Anti-NHS privatisation campaign wins concessions from ministers
Anti-NHS privatisation campaigners have secured two key concessions from the government in their fight to block contractual changes that would enable US-style healthcare companies to run large parts of the NHS.
The government bowed to pressure and delayed regulations that will pave the way for accountable care organisations (ACOs) until NHS England has consulted the public on the changes.
Campaign group #JR4NHS which includes world renowned physicist Stephen Hawking said the concessions were a 'major change'.
In a statement, the group said: 'Now we have a consultation, and the regulations will not be laid.
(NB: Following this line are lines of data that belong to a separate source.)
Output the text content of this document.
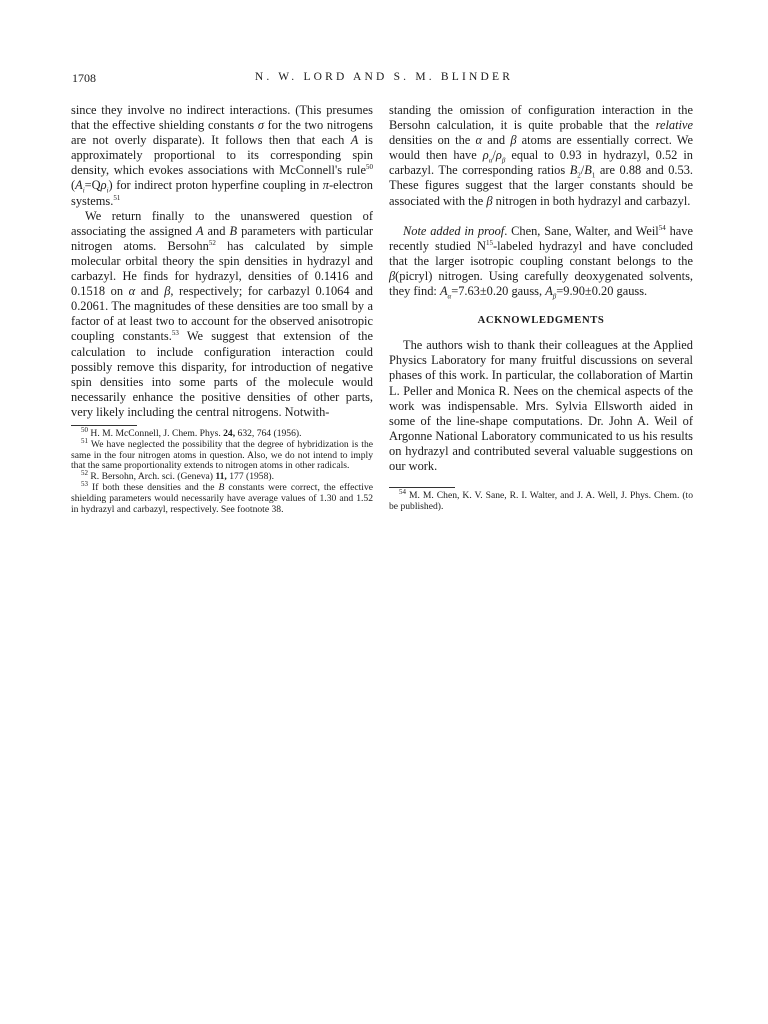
1708	N. W. LORD AND S. M. BLINDER

since they involve no indirect interactions. (This presumes that the effective shielding constants σ for the two nitrogens are not overly disparate). It follows then that each A is approximately proportional to its corresponding spin density, which evokes associations with McConnell's rule$^{50}$ $(A_i=Q\rho_i)$ for indirect proton hyperfine coupling in π-electron systems.$^{51}$

We return finally to the unanswered question of associating the assigned A and B parameters with particular nitrogen atoms. Bersohn$^{52}$ has calculated by simple molecular orbital theory the spin densities in hydrazyl and carbazyl. He finds for hydrazyl, densities of 0.1416 and 0.1518 on α and β, respectively; for carbazyl 0.1064 and 0.2061. The magnitudes of these densities are too small by a factor of at least two to account for the observed anisotropic coupling constants.$^{53}$ We suggest that extension of the calculation to include configuration interaction could possibly remove this disparity, for introduction of negative spin densities into some parts of the molecule would necessarily enhance the positive densities of other parts, very likely including the central nitrogens. Notwith-

$^{50}$ H. M. McConnell, J. Chem. Phys. 24, 632, 764 (1956).

$^{51}$ We have neglected the possibility that the degree of hybridization is the same in the four nitrogen atoms in question. Also, we do not intend to imply that the same proportionality extends to nitrogen atoms in other radicals.

$^{52}$ R. Bersohn, Arch. sci. (Geneva) 11, 177 (1958).

$^{53}$ If both these densities and the B constants were correct, the effective shielding parameters would necessarily have average values of 1.30 and 1.52 in hydrazyl and carbazyl, respectively. See footnote 38.

standing the omission of configuration interaction in the Bersohn calculation, it is quite probable that the relative densities on the α and β atoms are essentially correct. We would then have $\rho_\alpha/\rho_\beta$ equal to 0.93 in hydrazyl, 0.52 in carbazyl. The corresponding ratios $B_2/B_1$ are 0.88 and 0.53. These figures suggest that the larger constants should be associated with the β nitrogen in both hydrazyl and carbazyl.

Note added in proof. Chen, Sane, Walter, and Weil$^{54}$ have recently studied $N^{15}$-labeled hydrazyl and have concluded that the larger isotropic coupling constant belongs to the β(picryl) nitrogen. Using carefully deoxygenated solvents, they find: $A_\alpha=7.63\pm 0.20$ gauss, $A_\beta=9.90\pm 0.20$ gauss.

ACKNOWLEDGMENTS

The authors wish to thank their colleagues at the Applied Physics Laboratory for many fruitful discussions on several phases of this work. In particular, the collaboration of Martin L. Peller and Monica R. Nees on the chemical aspects of the work was indispensable. Mrs. Sylvia Ellsworth aided in some of the line-shape computations. Dr. John A. Weil of Argonne National Laboratory communicated to us his results on hydrazyl and contributed several valuable suggestions on our work.

$^{54}$ M. M. Chen, K. V. Sane, R. I. Walter, and J. A. Well, J. Phys. Chem. (to be published).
But we still need to make sure that they can't bring in anything like the kind of ACOs they’re proposing.'
Campaigners fear the contractual changes will enable US and other private companies to bid for contracts to run whole parts of the NHS, not just some services, creating a privatised health service by the backdoor.
Health and social care secretary Jeremy Hunt told the Health Select Committee on 23 January the government would hold a public consultation on ACOs.
On 6 February health minister Caroline Dineage, in response from a question from Labour's health spokesperson Jonathan Ashworth, told the House of Commons the regulation would not be laid until after the 12-week national consultation.
A second campaign group 999 Call for the NHS has also been given a review date for a separate judicial review hearing to challenge the ACO contract plans.